Wednesday, February 5, 2014

Blog 2


Megan Pawlowski
The point of A Midsummer Night’s Dream is to highlight how love parallels dreams, or essentially an alternate reality.  In this play love is portrayed as something that is fleeting, confusing, and hard to figure out.  In the beginning of the play Helena can’t seem to get enough love, then suddenly she is the center of attention.  Understandably, she is confused, and this confusion parallels the confusion the four characters have when waking up from the forest.  This back and forth of love and excess of emotions highlights how love causes many to act and think irrationally.  This play demonstrates the fact that dreams and love have a lot in common; they are confusing and unexplainable.  
Puck is essentially the cause of all the confusion.  He plays a sort of “cupid” in the story with the ability to change people’s emotion just with a potion.  By introducing a character that is so ridiculous, who can’t even put the love potion on the right person, the author demonstrates how human’s emotions are easily tampered with and altered.  The love that is “so strong” with Lysander and Hermia is quickly thrown out the door when Lysander is affected with the love potion.  Shakespeare is poking fun at the idea of true love, and how many may confuse lust and affection with love.  Puck is a fairy that essentially is in charge of keeping the peace for his king.  Puck is also a representation of people who like to meddle in other’s love affairs and ends up just hurting not helping anyone.  He turns Bottom’s head into that of an ass as a joke essentially demonstrating how he has a joking, but cruel side.  This can be linked to how sometimes people can joke and try to mess with other’s love lives but end up really hurting them, and being cruel. 
Puck sees love as a joke and something easily changed because he has the power to change it.  He states:
“My mistress is a monster in love
Near to her close and consecrated bower,
While she was in her dull and sleeping hour,
A crew of patches, rude mechanicals,
That work for bread upon Athenian stalls,
Were met together to rehearse a play
Intended for great Thesus’ nuptial day.
The shallowest thick-skin of that barren sort,
Who Pyramus presented, in their sport,
Forshook his scene, and ent’red in a brake;
When I did him at this advantage take,
A ass’s nole I fixed on his head,
Anon his Thisby must be answered”
This passage was interesting because Puck refers to his Queen as a “monster in love” which is a statement on how she dotes now on a man who has the face of an ass.  This demonstrates how love is ridiculous sometimes and does not make sense and is confusing.

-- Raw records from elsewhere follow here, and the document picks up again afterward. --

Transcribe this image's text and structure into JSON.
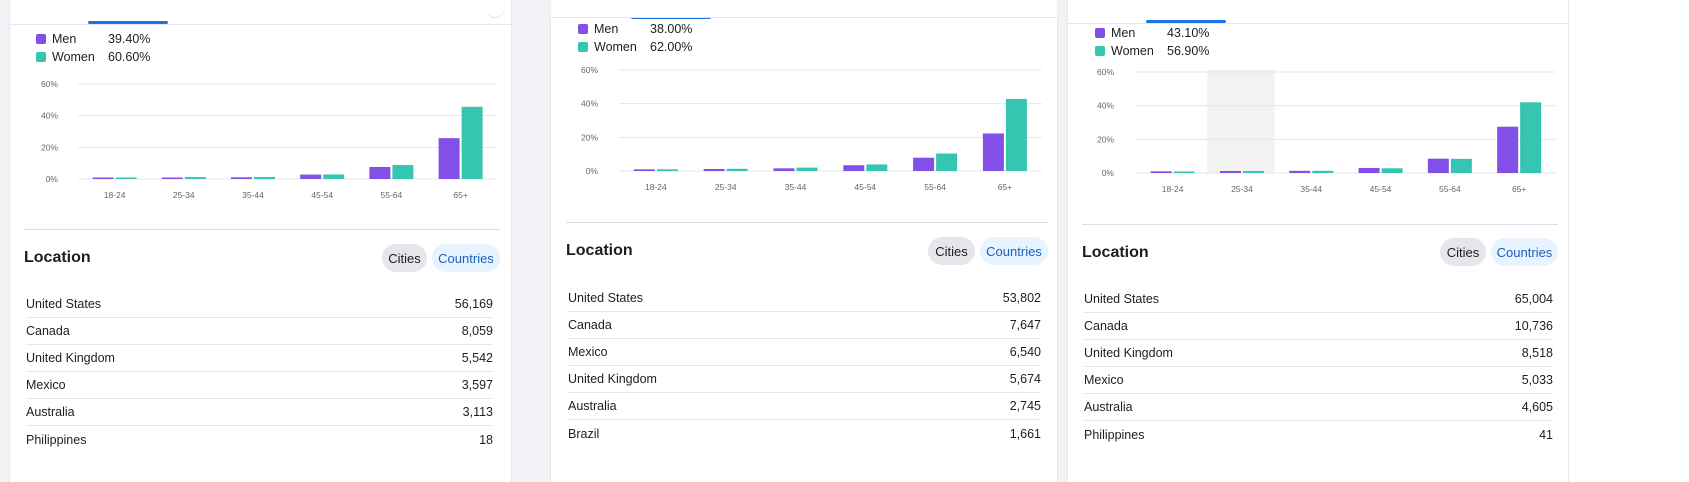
{
  "colors": {
    "men": "#8250e6",
    "women": "#36c5b0",
    "grid": "#e4e6eb",
    "highlight": "#f2f2f2"
  },
  "panels": [
    {
      "legend": [
        {
          "name": "Men",
          "value": "39.40%"
        },
        {
          "name": "Women",
          "value": "60.60%"
        }
      ],
      "location": {
        "title": "Location",
        "cities_label": "Cities",
        "countries_label": "Countries",
        "rows": [
          {
            "name": "United States",
            "value": "56,169"
          },
          {
            "name": "Canada",
            "value": "8,059"
          },
          {
            "name": "United Kingdom",
            "value": "5,542"
          },
          {
            "name": "Mexico",
            "value": "3,597"
          },
          {
            "name": "Australia",
            "value": "3,113"
          },
          {
            "name": "Philippines",
            "value": "18"
          }
        ]
      }
    },
    {
      "legend": [
        {
          "name": "Men",
          "value": "38.00%"
        },
        {
          "name": "Women",
          "value": "62.00%"
        }
      ],
      "location": {
        "title": "Location",
        "cities_label": "Cities",
        "countries_label": "Countries",
        "rows": [
          {
            "name": "United States",
            "value": "53,802"
          },
          {
            "name": "Canada",
            "value": "7,647"
          },
          {
            "name": "Mexico",
            "value": "6,540"
          },
          {
            "name": "United Kingdom",
            "value": "5,674"
          },
          {
            "name": "Australia",
            "value": "2,745"
          },
          {
            "name": "Brazil",
            "value": "1,661"
          }
        ]
      }
    },
    {
      "legend": [
        {
          "name": "Men",
          "value": "43.10%"
        },
        {
          "name": "Women",
          "value": "56.90%"
        }
      ],
      "location": {
        "title": "Location",
        "cities_label": "Cities",
        "countries_label": "Countries",
        "rows": [
          {
            "name": "United States",
            "value": "65,004"
          },
          {
            "name": "Canada",
            "value": "10,736"
          },
          {
            "name": "United Kingdom",
            "value": "8,518"
          },
          {
            "name": "Mexico",
            "value": "5,033"
          },
          {
            "name": "Australia",
            "value": "4,605"
          },
          {
            "name": "Philippines",
            "value": "41"
          }
        ]
      }
    }
  ],
  "chart_data": [
    {
      "type": "bar",
      "categories": [
        "18-24",
        "25-34",
        "35-44",
        "45-54",
        "55-64",
        "65+"
      ],
      "series": [
        {
          "name": "Men",
          "values": [
            0.6,
            0.9,
            1.1,
            2.8,
            7.6,
            25.8
          ]
        },
        {
          "name": "Women",
          "values": [
            0.5,
            1.2,
            1.3,
            2.9,
            8.8,
            45.6
          ]
        }
      ],
      "yticks": [
        "0%",
        "20%",
        "40%",
        "60%"
      ],
      "ylim": [
        0,
        60
      ],
      "grid": true,
      "highlight_category": null
    },
    {
      "type": "bar",
      "categories": [
        "18-24",
        "25-34",
        "35-44",
        "45-54",
        "55-64",
        "65+"
      ],
      "series": [
        {
          "name": "Men",
          "values": [
            1.0,
            1.2,
            1.6,
            3.4,
            7.9,
            22.3
          ]
        },
        {
          "name": "Women",
          "values": [
            1.0,
            1.3,
            2.0,
            3.9,
            10.4,
            42.8
          ]
        }
      ],
      "yticks": [
        "0%",
        "20%",
        "40%",
        "60%"
      ],
      "ylim": [
        0,
        60
      ],
      "grid": true,
      "highlight_category": null
    },
    {
      "type": "bar",
      "categories": [
        "18-24",
        "25-34",
        "35-44",
        "45-54",
        "55-64",
        "65+"
      ],
      "series": [
        {
          "name": "Men",
          "values": [
            1.0,
            1.2,
            1.3,
            3.0,
            8.5,
            27.5
          ]
        },
        {
          "name": "Women",
          "values": [
            0.9,
            1.2,
            1.3,
            2.8,
            8.4,
            42.0
          ]
        }
      ],
      "yticks": [
        "0%",
        "20%",
        "40%",
        "60%"
      ],
      "ylim": [
        0,
        60
      ],
      "grid": true,
      "highlight_category": "25-34"
    }
  ]
}
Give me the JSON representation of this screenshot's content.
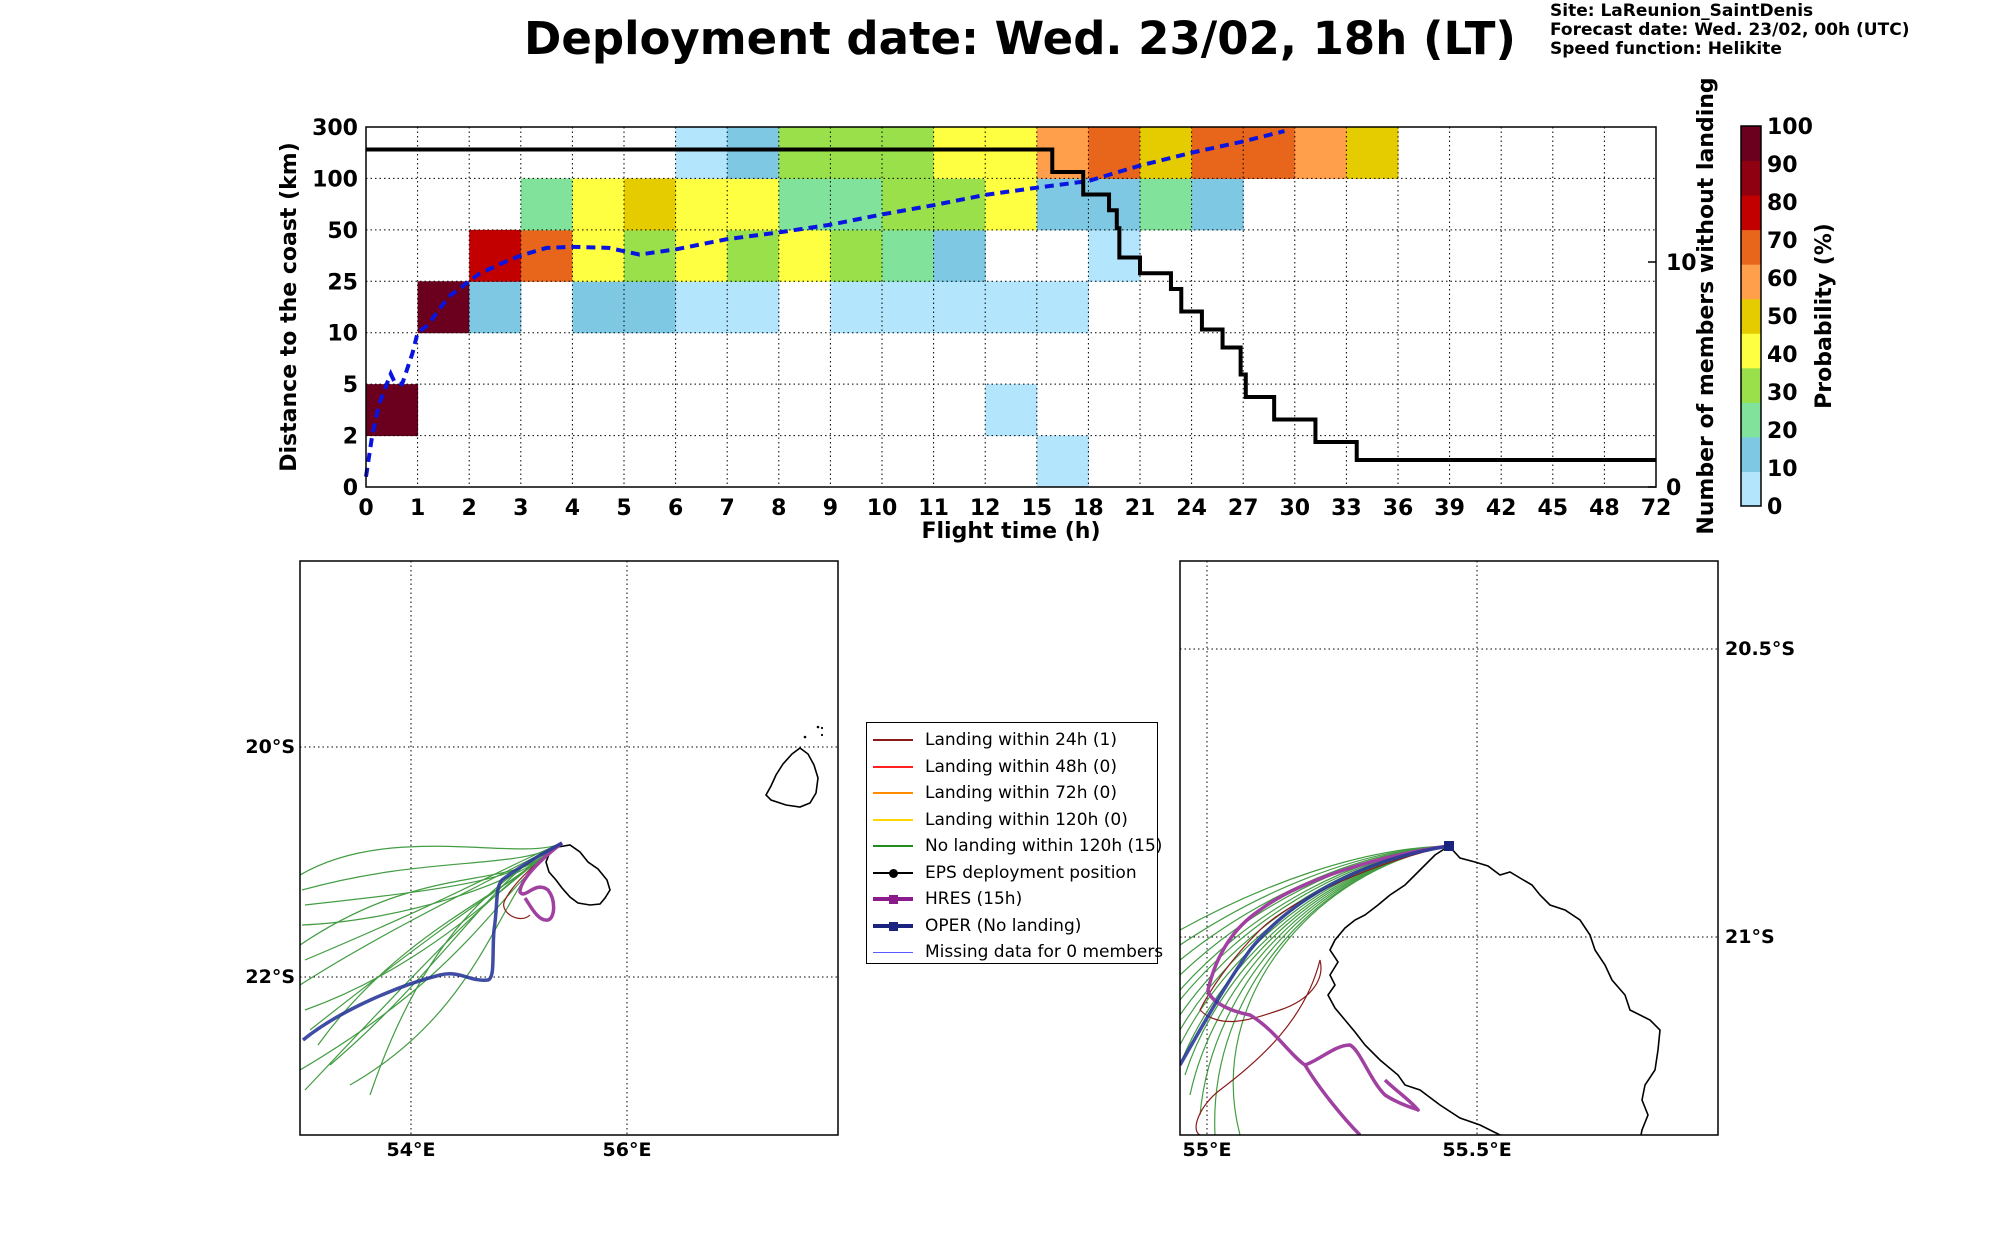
{
  "title": "Deployment date: Wed. 23/02, 18h (LT)",
  "meta": {
    "site": "Site: LaReunion_SaintDenis",
    "forecast": "Forecast date: Wed. 23/02, 00h (UTC)",
    "speed": "Speed function: Helikite"
  },
  "chart_data": [
    {
      "type": "heatmap",
      "xlabel": "Flight time (h)",
      "ylabel": "Distance to the coast (km)",
      "y2label": "Number of members without landing",
      "colorbar_label": "Probability (%)",
      "x_ticks": [
        "0",
        "1",
        "2",
        "3",
        "4",
        "5",
        "6",
        "7",
        "8",
        "9",
        "10",
        "11",
        "12",
        "15",
        "18",
        "21",
        "24",
        "27",
        "30",
        "33",
        "36",
        "39",
        "42",
        "45",
        "48",
        "72"
      ],
      "y_ticks": [
        "0",
        "2",
        "5",
        "10",
        "25",
        "50",
        "100",
        "300"
      ],
      "y2_ticks": [
        "0",
        "10"
      ],
      "y2_range": [
        0,
        16
      ],
      "colorbar_ticks": [
        "0",
        "10",
        "20",
        "30",
        "40",
        "50",
        "60",
        "70",
        "80",
        "90",
        "100"
      ],
      "colorbar_colors": [
        "#b3e5fc",
        "#7ec8e3",
        "#80e29b",
        "#99e04a",
        "#ffff42",
        "#e5cc00",
        "#ff9f4c",
        "#e8661c",
        "#c30000",
        "#8f0010",
        "#6a001e"
      ],
      "colors_hex": {
        "0": "#b3e5fc",
        "10": "#7ec8e3",
        "20": "#80e29b",
        "30": "#99e04a",
        "40": "#ffff42",
        "50": "#e5cc00",
        "60": "#ff9f4c",
        "70": "#e8661c",
        "80": "#c30000",
        "90": "#8f0010",
        "100": "#6a001e"
      },
      "cells": [
        {
          "x": 0,
          "y": 1,
          "p": 100
        },
        {
          "x": 1,
          "y": 3,
          "p": 100
        },
        {
          "x": 2,
          "y": 3,
          "p": 10
        },
        {
          "x": 2,
          "y": 4,
          "p": 80
        },
        {
          "x": 3,
          "y": 4,
          "p": 70
        },
        {
          "x": 3,
          "y": 5,
          "p": 20
        },
        {
          "x": 4,
          "y": 3,
          "p": 10
        },
        {
          "x": 4,
          "y": 4,
          "p": 40
        },
        {
          "x": 4,
          "y": 5,
          "p": 40
        },
        {
          "x": 5,
          "y": 3,
          "p": 10
        },
        {
          "x": 5,
          "y": 4,
          "p": 30
        },
        {
          "x": 5,
          "y": 5,
          "p": 50
        },
        {
          "x": 6,
          "y": 3,
          "p": 0
        },
        {
          "x": 6,
          "y": 4,
          "p": 40
        },
        {
          "x": 6,
          "y": 5,
          "p": 40
        },
        {
          "x": 6,
          "y": 6,
          "p": 0
        },
        {
          "x": 7,
          "y": 3,
          "p": 0
        },
        {
          "x": 7,
          "y": 4,
          "p": 30
        },
        {
          "x": 7,
          "y": 5,
          "p": 40
        },
        {
          "x": 7,
          "y": 6,
          "p": 10
        },
        {
          "x": 8,
          "y": 4,
          "p": 40
        },
        {
          "x": 8,
          "y": 5,
          "p": 20
        },
        {
          "x": 8,
          "y": 6,
          "p": 30
        },
        {
          "x": 9,
          "y": 3,
          "p": 0
        },
        {
          "x": 9,
          "y": 4,
          "p": 30
        },
        {
          "x": 9,
          "y": 5,
          "p": 20
        },
        {
          "x": 9,
          "y": 6,
          "p": 30
        },
        {
          "x": 10,
          "y": 3,
          "p": 0
        },
        {
          "x": 10,
          "y": 4,
          "p": 20
        },
        {
          "x": 10,
          "y": 5,
          "p": 30
        },
        {
          "x": 10,
          "y": 6,
          "p": 30
        },
        {
          "x": 11,
          "y": 3,
          "p": 0
        },
        {
          "x": 11,
          "y": 4,
          "p": 10
        },
        {
          "x": 11,
          "y": 5,
          "p": 30
        },
        {
          "x": 11,
          "y": 6,
          "p": 40
        },
        {
          "x": 12,
          "y": 1,
          "p": 0
        },
        {
          "x": 12,
          "y": 3,
          "p": 0
        },
        {
          "x": 12,
          "y": 5,
          "p": 40
        },
        {
          "x": 12,
          "y": 6,
          "p": 40
        },
        {
          "x": 13,
          "y": 0,
          "p": 0
        },
        {
          "x": 13,
          "y": 3,
          "p": 0
        },
        {
          "x": 13,
          "y": 5,
          "p": 10
        },
        {
          "x": 13,
          "y": 6,
          "p": 60
        },
        {
          "x": 14,
          "y": 4,
          "p": 0
        },
        {
          "x": 14,
          "y": 5,
          "p": 10
        },
        {
          "x": 14,
          "y": 6,
          "p": 70
        },
        {
          "x": 15,
          "y": 5,
          "p": 20
        },
        {
          "x": 15,
          "y": 6,
          "p": 50
        },
        {
          "x": 16,
          "y": 5,
          "p": 10
        },
        {
          "x": 16,
          "y": 6,
          "p": 70
        },
        {
          "x": 17,
          "y": 6,
          "p": 70
        },
        {
          "x": 18,
          "y": 6,
          "p": 60
        },
        {
          "x": 19,
          "y": 6,
          "p": 50
        }
      ],
      "dashed_mean_distance": [
        [
          0,
          0.2
        ],
        [
          0.12,
          1
        ],
        [
          0.25,
          1.6
        ],
        [
          0.4,
          2.0
        ],
        [
          0.48,
          2.2
        ],
        [
          0.55,
          2.05
        ],
        [
          0.7,
          2.0
        ],
        [
          0.9,
          2.6
        ],
        [
          1.0,
          3.0
        ],
        [
          1.2,
          3.15
        ],
        [
          1.6,
          3.7
        ],
        [
          2.2,
          4.15
        ],
        [
          2.7,
          4.38
        ],
        [
          3.0,
          4.5
        ],
        [
          3.5,
          4.65
        ],
        [
          4.0,
          4.67
        ],
        [
          4.7,
          4.65
        ],
        [
          5.3,
          4.52
        ],
        [
          6.0,
          4.62
        ],
        [
          7.0,
          4.82
        ],
        [
          8.0,
          4.95
        ],
        [
          9.0,
          5.1
        ],
        [
          10.0,
          5.3
        ],
        [
          11.0,
          5.48
        ],
        [
          12.0,
          5.68
        ],
        [
          13.0,
          5.82
        ],
        [
          14.0,
          5.95
        ],
        [
          15.0,
          6.25
        ],
        [
          16.0,
          6.5
        ],
        [
          17.0,
          6.72
        ],
        [
          17.8,
          6.92
        ]
      ],
      "members_without_landing_steps": [
        [
          0,
          15
        ],
        [
          13.3,
          15
        ],
        [
          13.3,
          14
        ],
        [
          13.9,
          14
        ],
        [
          13.9,
          13
        ],
        [
          14.4,
          13
        ],
        [
          14.4,
          12.3
        ],
        [
          14.55,
          12.3
        ],
        [
          14.55,
          11.5
        ],
        [
          14.6,
          11.5
        ],
        [
          14.6,
          10.2
        ],
        [
          15.0,
          10.2
        ],
        [
          15.0,
          9.5
        ],
        [
          15.6,
          9.5
        ],
        [
          15.6,
          8.8
        ],
        [
          15.8,
          8.8
        ],
        [
          15.8,
          7.8
        ],
        [
          16.2,
          7.8
        ],
        [
          16.2,
          7.0
        ],
        [
          16.6,
          7.0
        ],
        [
          16.6,
          6.2
        ],
        [
          16.95,
          6.2
        ],
        [
          16.95,
          5.0
        ],
        [
          17.05,
          5.0
        ],
        [
          17.05,
          4.0
        ],
        [
          17.6,
          4.0
        ],
        [
          17.6,
          3.0
        ],
        [
          18.4,
          3.0
        ],
        [
          18.4,
          2.0
        ],
        [
          19.2,
          2.0
        ],
        [
          19.2,
          1.2
        ],
        [
          25,
          1.2
        ]
      ]
    }
  ],
  "maps": {
    "left": {
      "lat_labels": [
        "20°S",
        "22°S"
      ],
      "lon_labels": [
        "54°E",
        "56°E"
      ]
    },
    "right": {
      "lat_labels": [
        "20.5°S",
        "21°S"
      ],
      "lon_labels": [
        "55°E",
        "55.5°E"
      ]
    }
  },
  "legend": {
    "entries": [
      {
        "label": "Landing within 24h (1)",
        "color": "#8b1a1a",
        "marker": "none",
        "width": 2
      },
      {
        "label": "Landing within 48h (0)",
        "color": "#ff2020",
        "marker": "none",
        "width": 2
      },
      {
        "label": "Landing within 72h (0)",
        "color": "#ff8c00",
        "marker": "none",
        "width": 2
      },
      {
        "label": "Landing within 120h (0)",
        "color": "#ffd700",
        "marker": "none",
        "width": 2
      },
      {
        "label": "No landing within 120h (15)",
        "color": "#228b22",
        "marker": "none",
        "width": 2
      },
      {
        "label": "EPS deployment position",
        "color": "#000000",
        "marker": "circle",
        "width": 2
      },
      {
        "label": "HRES (15h)",
        "color": "#8b1a8b",
        "marker": "square",
        "width": 4
      },
      {
        "label": "OPER (No landing)",
        "color": "#1a237e",
        "marker": "square",
        "width": 4
      },
      {
        "label": "Missing data for 0 members",
        "color": "#5a5aff",
        "marker": "none",
        "width": 1
      }
    ]
  }
}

Additionally, dreams can be confusing as well and people tend to read into their own dreams more than necessary.  Some have a bad dream and then they think that means something bad will happen to them, when in fact it may mean nothing.  There are tons of studies on dreams, but in reality, what good is it to study one’s subconscious?  The four Athenians wake up and essentially have no memory of what happened in the woods because it felt like a dream, not real and hazy.  They cannot understand what happened, just like many can’t understand their dreams, and similar to how sometimes love makes no sense.